We will consider each of these four components in more detail and review the attempts that have been made to improve the state of the art. In addition, we will address the problem of recognition-translation integration which is specific of spoken language translation.

October 1, 2004
How long will we be able to ignore linguistic knowledge and their formalisms?
13:30-14:30 Prof. Jun'ichi Tsujii (Department of Computer Science, University of Tokyo)
The paradigms of MT proposed so far have their own attractions such as SBMT being good for rapid development of MT systems, EBMT for non-compositional translation, etc. However, it is becoming increasingly clear that proper theories of language are also crucial for quality of NLP systems.

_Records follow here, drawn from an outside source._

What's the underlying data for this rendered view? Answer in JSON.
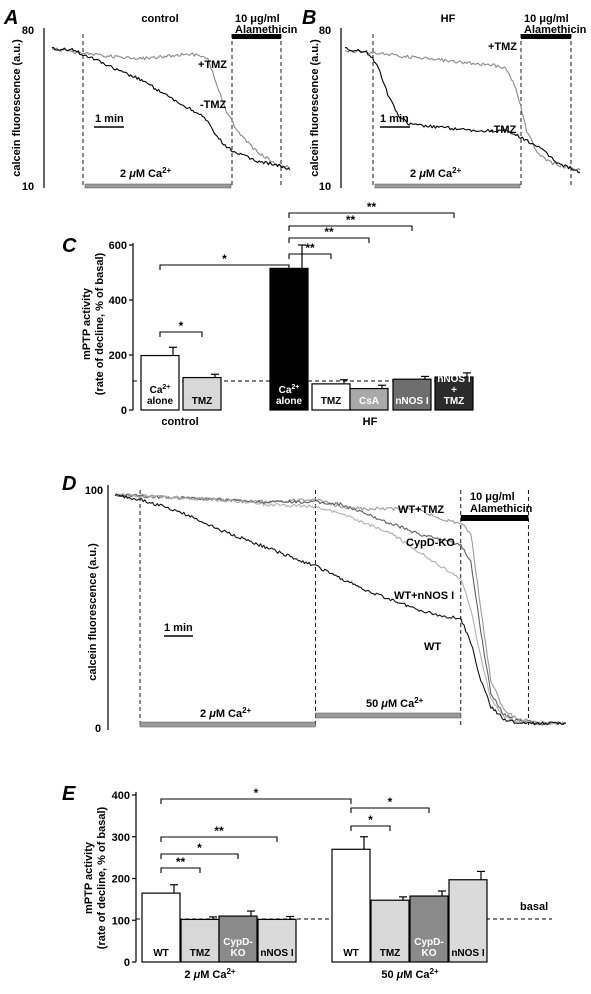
{
  "figure": {
    "panel_labels": {
      "A": "A",
      "B": "B",
      "C": "C",
      "D": "D",
      "E": "E"
    }
  },
  "chart_data": [
    {
      "panel": "A",
      "type": "line",
      "title": "control",
      "ylabel": "calcein fluorescence (a.u.)",
      "y_ticks": [
        "80",
        "10"
      ],
      "ylim": [
        10,
        80
      ],
      "xlim": [
        0,
        11
      ],
      "scale_bar": "1 min",
      "ca_label": "2 μM Ca2+",
      "ca_text": "2 ",
      "ca_mu": "μ",
      "ca_rest": "M Ca",
      "ca_sup": "2+",
      "ala_text1": "10 μg/ml",
      "ala_text2": "Alamethicin",
      "series": [
        {
          "name": "+TMZ",
          "color": "#8a8a8a",
          "x": [
            0,
            1,
            2,
            3,
            4,
            5,
            6,
            6.8,
            7.2,
            7.5,
            8,
            8.5,
            9,
            9.5,
            10,
            10.5,
            11
          ],
          "y": [
            73,
            71,
            70,
            69,
            68,
            69,
            70,
            70,
            68,
            60,
            45,
            36,
            30,
            25,
            22,
            19,
            18
          ]
        },
        {
          "name": "-TMZ",
          "color": "#000000",
          "x": [
            0,
            1,
            2,
            3,
            4,
            5,
            6,
            6.8,
            7.2,
            7.5,
            8,
            8.5,
            9,
            9.5,
            10,
            10.5,
            11
          ],
          "y": [
            73,
            72,
            68,
            63,
            59,
            53,
            47,
            43,
            39,
            34,
            28,
            25,
            23,
            21,
            20,
            19,
            17
          ]
        }
      ]
    },
    {
      "panel": "B",
      "type": "line",
      "title": "HF",
      "ylabel": "calcein fluorescence (a.u.)",
      "y_ticks": [
        "80",
        "10"
      ],
      "ylim": [
        10,
        80
      ],
      "xlim": [
        0,
        11
      ],
      "scale_bar": "1 min",
      "ca_label": "2 μM Ca2+",
      "ca_text": "2 ",
      "ca_mu": "μ",
      "ca_rest": "M Ca",
      "ca_sup": "2+",
      "ala_text1": "10 μg/ml",
      "ala_text2": "Alamethicin",
      "series": [
        {
          "name": "+TMZ",
          "color": "#8a8a8a",
          "x": [
            0,
            1,
            2,
            3,
            4,
            5,
            6,
            7,
            7.5,
            8,
            8.5,
            9,
            9.5,
            10,
            10.5,
            11
          ],
          "y": [
            72,
            71,
            70,
            69,
            68,
            67,
            66,
            65,
            64,
            55,
            35,
            25,
            21,
            19,
            18,
            17
          ]
        },
        {
          "name": "-TMZ",
          "color": "#000000",
          "x": [
            0,
            1,
            1.5,
            2,
            2.5,
            3,
            4,
            5,
            6,
            7,
            7.5,
            8,
            9,
            10,
            11
          ],
          "y": [
            73,
            71,
            66,
            52,
            42,
            38,
            37,
            36,
            35,
            35,
            35,
            33,
            28,
            20,
            16
          ]
        }
      ]
    },
    {
      "panel": "C",
      "type": "bar",
      "ylabel": "mPTP activity (rate of decline, % of basal)",
      "ylabel_line1": "mPTP activity",
      "ylabel_line2": "(rate of decline, % of basal)",
      "y_ticks": [
        "600",
        "400",
        "200",
        "0"
      ],
      "ylim": [
        0,
        600
      ],
      "groups": [
        "control",
        "HF"
      ],
      "categories": [
        "Ca2+ alone",
        "TMZ",
        "Ca2+ alone",
        "TMZ",
        "CsA",
        "nNOS I",
        "nNOS I + TMZ"
      ],
      "bar_labels": [
        {
          "text": "Ca",
          "sup": "2+",
          "text2": "alone"
        },
        {
          "text": "TMZ"
        },
        {
          "text": "Ca",
          "sup": "2+",
          "text2": "alone"
        },
        {
          "text": "TMZ"
        },
        {
          "text": "CsA"
        },
        {
          "text": "nNOS I"
        },
        {
          "text": "nNOS I",
          "text2": "+",
          "text3": "TMZ"
        }
      ],
      "values": [
        198,
        118,
        515,
        95,
        78,
        112,
        120
      ],
      "errors": [
        30,
        12,
        85,
        15,
        12,
        10,
        15
      ],
      "fills": [
        "#ffffff",
        "#d8d8d8",
        "#000000",
        "#ffffff",
        "#a9a9a9",
        "#6e6e6e",
        "#2b2b2b"
      ],
      "label_colors": [
        "#000000",
        "#000000",
        "#ffffff",
        "#000000",
        "#ffffff",
        "#ffffff",
        "#ffffff"
      ],
      "basal": 100,
      "significance": [
        {
          "from": 0,
          "to": 1,
          "text": "*"
        },
        {
          "from": 0,
          "to": 2,
          "text": "*"
        },
        {
          "from": 2,
          "to": 3,
          "text": "**"
        },
        {
          "from": 2,
          "to": 4,
          "text": "**"
        },
        {
          "from": 2,
          "to": 5,
          "text": "**"
        },
        {
          "from": 2,
          "to": 6,
          "text": "**"
        }
      ]
    },
    {
      "panel": "D",
      "type": "line",
      "ylabel": "calcein fluorescence (a.u.)",
      "y_ticks": [
        "100",
        "0"
      ],
      "ylim": [
        0,
        100
      ],
      "xlim": [
        0,
        18
      ],
      "scale_bar": "1 min",
      "ca_segments": [
        {
          "label": "2 μM Ca2+",
          "text": "2 ",
          "mu": "μ",
          "rest": "M Ca",
          "sup": "2+",
          "start": 1,
          "end": 8
        },
        {
          "label": "50 μM Ca2+",
          "text": "50 ",
          "mu": "μ",
          "rest": "M Ca",
          "sup": "2+",
          "start": 8,
          "end": 13.8
        }
      ],
      "ala_start": 13.8,
      "ala_end": 16.5,
      "ala_text1": "10 μg/ml",
      "ala_text2": "Alamethicin",
      "series": [
        {
          "name": "WT+TMZ",
          "color": "#9a9a9a",
          "x": [
            0,
            2,
            4,
            6,
            8,
            9,
            10,
            11,
            12,
            13,
            13.8,
            14.2,
            14.6,
            15,
            15.5,
            16,
            17,
            18
          ],
          "y": [
            98,
            97,
            96,
            95,
            96,
            93,
            92,
            92,
            92,
            88,
            86,
            82,
            50,
            20,
            8,
            4,
            2,
            2
          ]
        },
        {
          "name": "CypD-KO",
          "color": "#606060",
          "x": [
            0,
            2,
            4,
            6,
            8,
            9,
            10,
            11,
            12,
            13,
            13.8,
            14.2,
            14.6,
            15,
            15.5,
            16,
            17,
            18
          ],
          "y": [
            98,
            97,
            96,
            95,
            95,
            94,
            90,
            86,
            82,
            79,
            77,
            70,
            40,
            15,
            6,
            3,
            2,
            2
          ]
        },
        {
          "name": "WT+nNOS I",
          "color": "#b0b0b0",
          "x": [
            0,
            2,
            4,
            6,
            8,
            9,
            10,
            11,
            12,
            13,
            13.8,
            14.2,
            14.6,
            15,
            15.5,
            16,
            17,
            18
          ],
          "y": [
            98,
            97,
            96,
            94,
            93,
            90,
            86,
            82,
            75,
            68,
            63,
            50,
            30,
            12,
            5,
            3,
            2,
            2
          ]
        },
        {
          "name": "WT",
          "color": "#111111",
          "x": [
            0,
            1,
            2,
            3,
            4,
            5,
            6,
            7,
            8,
            9,
            10,
            11,
            12,
            13,
            13.8,
            14.2,
            14.6,
            15,
            15.5,
            16,
            17,
            18
          ],
          "y": [
            98,
            96,
            93,
            89,
            84,
            80,
            76,
            72,
            68,
            63,
            58,
            54,
            50,
            47,
            46,
            36,
            20,
            9,
            4,
            2,
            2,
            2
          ]
        }
      ]
    },
    {
      "panel": "E",
      "type": "bar",
      "ylabel": "mPTP activity (rate of decline, % of basal)",
      "ylabel_line1": "mPTP activity",
      "ylabel_line2": "(rate of decline, % of basal)",
      "y_ticks": [
        "400",
        "300",
        "200",
        "100",
        "0"
      ],
      "ylim": [
        0,
        400
      ],
      "basal_label": "basal",
      "groups": [
        {
          "text": "2 ",
          "mu": "μ",
          "rest": "M Ca",
          "sup": "2+",
          "label": "2 μM Ca2+"
        },
        {
          "text": "50 ",
          "mu": "μ",
          "rest": "M Ca",
          "sup": "2+",
          "label": "50 μM Ca2+"
        }
      ],
      "categories": [
        "WT",
        "TMZ",
        "CypD-KO",
        "nNOS I",
        "WT",
        "TMZ",
        "CypD-KO",
        "nNOS I"
      ],
      "bar_labels": [
        {
          "text": "WT"
        },
        {
          "text": "TMZ"
        },
        {
          "text": "CypD-",
          "text2": "KO"
        },
        {
          "text": "nNOS I"
        },
        {
          "text": "WT"
        },
        {
          "text": "TMZ"
        },
        {
          "text": "CypD-",
          "text2": "KO"
        },
        {
          "text": "nNOS I"
        }
      ],
      "values": [
        165,
        102,
        110,
        102,
        270,
        148,
        158,
        197
      ],
      "errors": [
        20,
        6,
        12,
        7,
        30,
        8,
        12,
        20
      ],
      "fills": [
        "#ffffff",
        "#d8d8d8",
        "#8a8a8a",
        "#dadada",
        "#ffffff",
        "#d8d8d8",
        "#8a8a8a",
        "#dadada"
      ],
      "label_colors": [
        "#000000",
        "#000000",
        "#ffffff",
        "#000000",
        "#000000",
        "#000000",
        "#ffffff",
        "#000000"
      ],
      "basal": 100,
      "significance": [
        {
          "from": 0,
          "to": 1,
          "text": "**"
        },
        {
          "from": 0,
          "to": 2,
          "text": "*"
        },
        {
          "from": 0,
          "to": 3,
          "text": "**"
        },
        {
          "from": 0,
          "to": 4,
          "text": "*"
        },
        {
          "from": 4,
          "to": 5,
          "text": "*"
        },
        {
          "from": 4,
          "to": 6,
          "text": "*"
        }
      ]
    }
  ]
}
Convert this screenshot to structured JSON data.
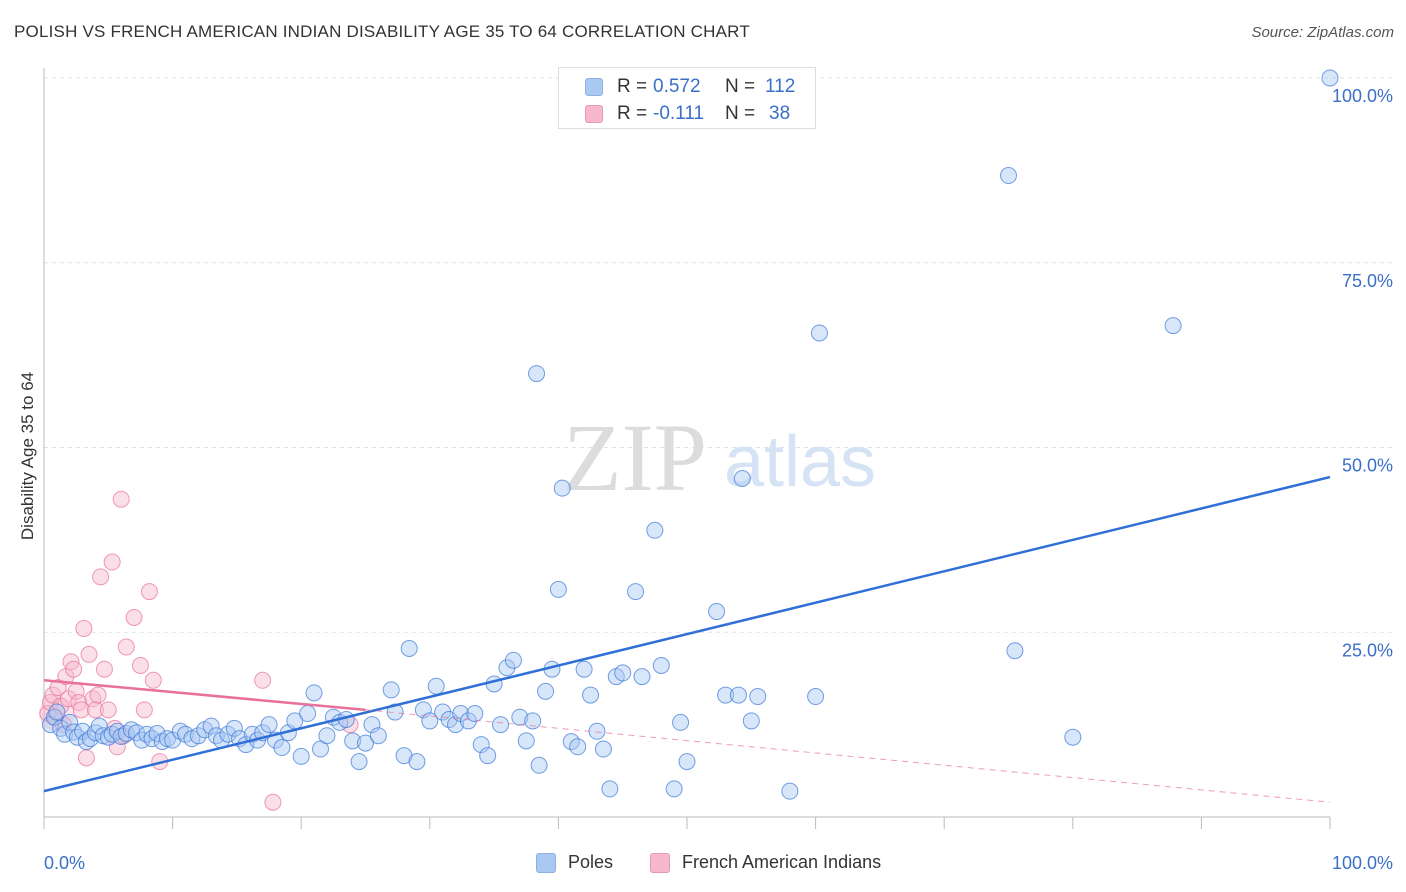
{
  "title": "POLISH VS FRENCH AMERICAN INDIAN DISABILITY AGE 35 TO 64 CORRELATION CHART",
  "source": "Source: ZipAtlas.com",
  "watermark": {
    "zip": "ZIP",
    "atlas": "atlas"
  },
  "legend_top": {
    "rows": [
      {
        "r_label": "R =",
        "r_value": "0.572",
        "n_label": "N =",
        "n_value": "112",
        "color": "#a9c8f2"
      },
      {
        "r_label": "R =",
        "r_value": "-0.111",
        "n_label": "N =",
        "n_value": "38",
        "color": "#f7b8cd"
      }
    ]
  },
  "legend_bottom": {
    "poles": "Poles",
    "french": "French American Indians"
  },
  "chart_data": {
    "type": "scatter",
    "title": "POLISH VS FRENCH AMERICAN INDIAN DISABILITY AGE 35 TO 64 CORRELATION CHART",
    "xlabel": "",
    "ylabel": "Disability Age 35 to 64",
    "xlim": [
      0,
      100
    ],
    "ylim": [
      0,
      100
    ],
    "x_tick_labels": [
      "0.0%",
      "100.0%"
    ],
    "y_tick_labels": [
      "25.0%",
      "50.0%",
      "75.0%",
      "100.0%"
    ],
    "y_ticks": [
      25,
      50,
      75,
      100
    ],
    "grid": true,
    "legend_position": "top-center",
    "series": [
      {
        "name": "Poles",
        "color": "#3a78d8",
        "fill": "rgba(169,200,242,0.45)",
        "trend": {
          "x": [
            0,
            100
          ],
          "y": [
            3.5,
            46
          ]
        },
        "points": [
          [
            0.5,
            12.5
          ],
          [
            0.8,
            13.5
          ],
          [
            1.0,
            14.2
          ],
          [
            1.3,
            12.0
          ],
          [
            1.6,
            11.2
          ],
          [
            2.0,
            12.8
          ],
          [
            2.3,
            11.5
          ],
          [
            2.6,
            10.8
          ],
          [
            3.0,
            11.6
          ],
          [
            3.3,
            10.2
          ],
          [
            3.6,
            10.6
          ],
          [
            4.0,
            11.4
          ],
          [
            4.3,
            12.3
          ],
          [
            4.6,
            11.0
          ],
          [
            5.0,
            10.8
          ],
          [
            5.3,
            11.2
          ],
          [
            5.7,
            11.6
          ],
          [
            6.0,
            10.9
          ],
          [
            6.4,
            11.3
          ],
          [
            6.8,
            11.8
          ],
          [
            7.2,
            11.4
          ],
          [
            7.6,
            10.4
          ],
          [
            8.0,
            11.2
          ],
          [
            8.4,
            10.6
          ],
          [
            8.8,
            11.3
          ],
          [
            9.2,
            10.2
          ],
          [
            9.6,
            10.6
          ],
          [
            10.0,
            10.4
          ],
          [
            10.6,
            11.6
          ],
          [
            11.0,
            11.2
          ],
          [
            11.5,
            10.6
          ],
          [
            12.0,
            11.0
          ],
          [
            12.5,
            11.8
          ],
          [
            13.0,
            12.3
          ],
          [
            13.4,
            11.0
          ],
          [
            13.8,
            10.4
          ],
          [
            14.3,
            11.2
          ],
          [
            14.8,
            12.0
          ],
          [
            15.2,
            10.6
          ],
          [
            15.7,
            9.8
          ],
          [
            16.2,
            11.2
          ],
          [
            16.6,
            10.4
          ],
          [
            17.0,
            11.4
          ],
          [
            17.5,
            12.5
          ],
          [
            18.0,
            10.4
          ],
          [
            18.5,
            9.4
          ],
          [
            19.0,
            11.4
          ],
          [
            19.5,
            13.0
          ],
          [
            20.0,
            8.2
          ],
          [
            20.5,
            14.0
          ],
          [
            21.0,
            16.8
          ],
          [
            21.5,
            9.2
          ],
          [
            22.0,
            11.0
          ],
          [
            22.5,
            13.5
          ],
          [
            23.0,
            12.8
          ],
          [
            23.5,
            13.2
          ],
          [
            24.0,
            10.3
          ],
          [
            24.5,
            7.5
          ],
          [
            25.0,
            10.0
          ],
          [
            25.5,
            12.5
          ],
          [
            26.0,
            11.0
          ],
          [
            27.0,
            17.2
          ],
          [
            27.3,
            14.2
          ],
          [
            28.0,
            8.3
          ],
          [
            28.4,
            22.8
          ],
          [
            29.0,
            7.5
          ],
          [
            29.5,
            14.5
          ],
          [
            30.0,
            13.0
          ],
          [
            30.5,
            17.7
          ],
          [
            31.0,
            14.2
          ],
          [
            31.5,
            13.2
          ],
          [
            32.0,
            12.5
          ],
          [
            32.4,
            14.0
          ],
          [
            33.0,
            13.0
          ],
          [
            33.5,
            14.0
          ],
          [
            34.0,
            9.8
          ],
          [
            34.5,
            8.3
          ],
          [
            35.0,
            18.0
          ],
          [
            35.5,
            12.5
          ],
          [
            36.0,
            20.2
          ],
          [
            36.5,
            21.2
          ],
          [
            37.0,
            13.5
          ],
          [
            37.5,
            10.3
          ],
          [
            38.0,
            13.0
          ],
          [
            38.5,
            7.0
          ],
          [
            39.0,
            17.0
          ],
          [
            39.5,
            20.0
          ],
          [
            40.0,
            30.8
          ],
          [
            41.0,
            10.2
          ],
          [
            41.5,
            9.5
          ],
          [
            42.0,
            20.0
          ],
          [
            42.5,
            16.5
          ],
          [
            43.0,
            11.6
          ],
          [
            43.5,
            9.2
          ],
          [
            44.0,
            3.8
          ],
          [
            44.5,
            19.0
          ],
          [
            45.0,
            19.5
          ],
          [
            46.0,
            30.5
          ],
          [
            46.5,
            19.0
          ],
          [
            47.5,
            38.8
          ],
          [
            48.0,
            20.5
          ],
          [
            49.0,
            3.8
          ],
          [
            49.5,
            12.8
          ],
          [
            50.0,
            7.5
          ],
          [
            53.0,
            16.5
          ],
          [
            54.0,
            16.5
          ],
          [
            55.0,
            13.0
          ],
          [
            55.5,
            16.3
          ],
          [
            58.0,
            3.5
          ],
          [
            60.0,
            16.3
          ],
          [
            38.3,
            60.0
          ],
          [
            40.3,
            44.5
          ],
          [
            54.3,
            45.8
          ],
          [
            60.3,
            65.5
          ],
          [
            75.0,
            86.8
          ],
          [
            87.8,
            66.5
          ],
          [
            75.5,
            22.5
          ],
          [
            80.0,
            10.8
          ],
          [
            52.3,
            27.8
          ],
          [
            100,
            100
          ]
        ]
      },
      {
        "name": "French American Indians",
        "color": "#e8709a",
        "fill": "rgba(247,184,205,0.45)",
        "trend": {
          "x": [
            0,
            25
          ],
          "y": [
            18.5,
            14.5
          ]
        },
        "trend_extension": {
          "x": [
            25,
            100
          ],
          "y": [
            14.5,
            2
          ]
        },
        "points": [
          [
            0.3,
            14.0
          ],
          [
            0.5,
            15.5
          ],
          [
            0.7,
            16.5
          ],
          [
            0.9,
            13.5
          ],
          [
            1.1,
            17.5
          ],
          [
            1.3,
            15.0
          ],
          [
            1.5,
            12.5
          ],
          [
            1.7,
            19.0
          ],
          [
            1.9,
            16.0
          ],
          [
            2.1,
            21.0
          ],
          [
            2.3,
            20.0
          ],
          [
            2.5,
            17.0
          ],
          [
            2.7,
            15.5
          ],
          [
            2.9,
            14.5
          ],
          [
            3.1,
            25.5
          ],
          [
            3.3,
            8.0
          ],
          [
            3.5,
            22.0
          ],
          [
            3.8,
            16.0
          ],
          [
            4.0,
            14.5
          ],
          [
            4.2,
            16.5
          ],
          [
            4.4,
            32.5
          ],
          [
            4.7,
            20.0
          ],
          [
            5.0,
            14.5
          ],
          [
            5.3,
            34.5
          ],
          [
            5.5,
            12.0
          ],
          [
            5.7,
            9.5
          ],
          [
            6.0,
            43.0
          ],
          [
            6.2,
            11.0
          ],
          [
            6.4,
            23.0
          ],
          [
            7.0,
            27.0
          ],
          [
            7.5,
            20.5
          ],
          [
            7.8,
            14.5
          ],
          [
            8.2,
            30.5
          ],
          [
            8.5,
            18.5
          ],
          [
            9.0,
            7.5
          ],
          [
            17.0,
            18.5
          ],
          [
            17.8,
            2.0
          ],
          [
            23.8,
            12.5
          ]
        ]
      }
    ]
  }
}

In this talk, we will argue that grammar in proper linguistic formalisms can improve performances of systems based on ill-conceived grammar,and that it is the time for another paradigm shift in NLP in general and MT in particular.
  Our experience in parsing has show a parser that uses linguistically sound formalisms with substantial knowledge of lexical items can not only supersede the performance of parsers based on arbitrary forms of grammar but also improve adaptability towards specific domain and widen the scope of applicability in actual NLP application systems. Good grammar formalisms also provide better bases for statistical language models. Since MT have to deal with diverse aspects of language, we need to avoid the naïve distinction of different MT paradigms and start to pursue possible integration of good ideas in different paradigms.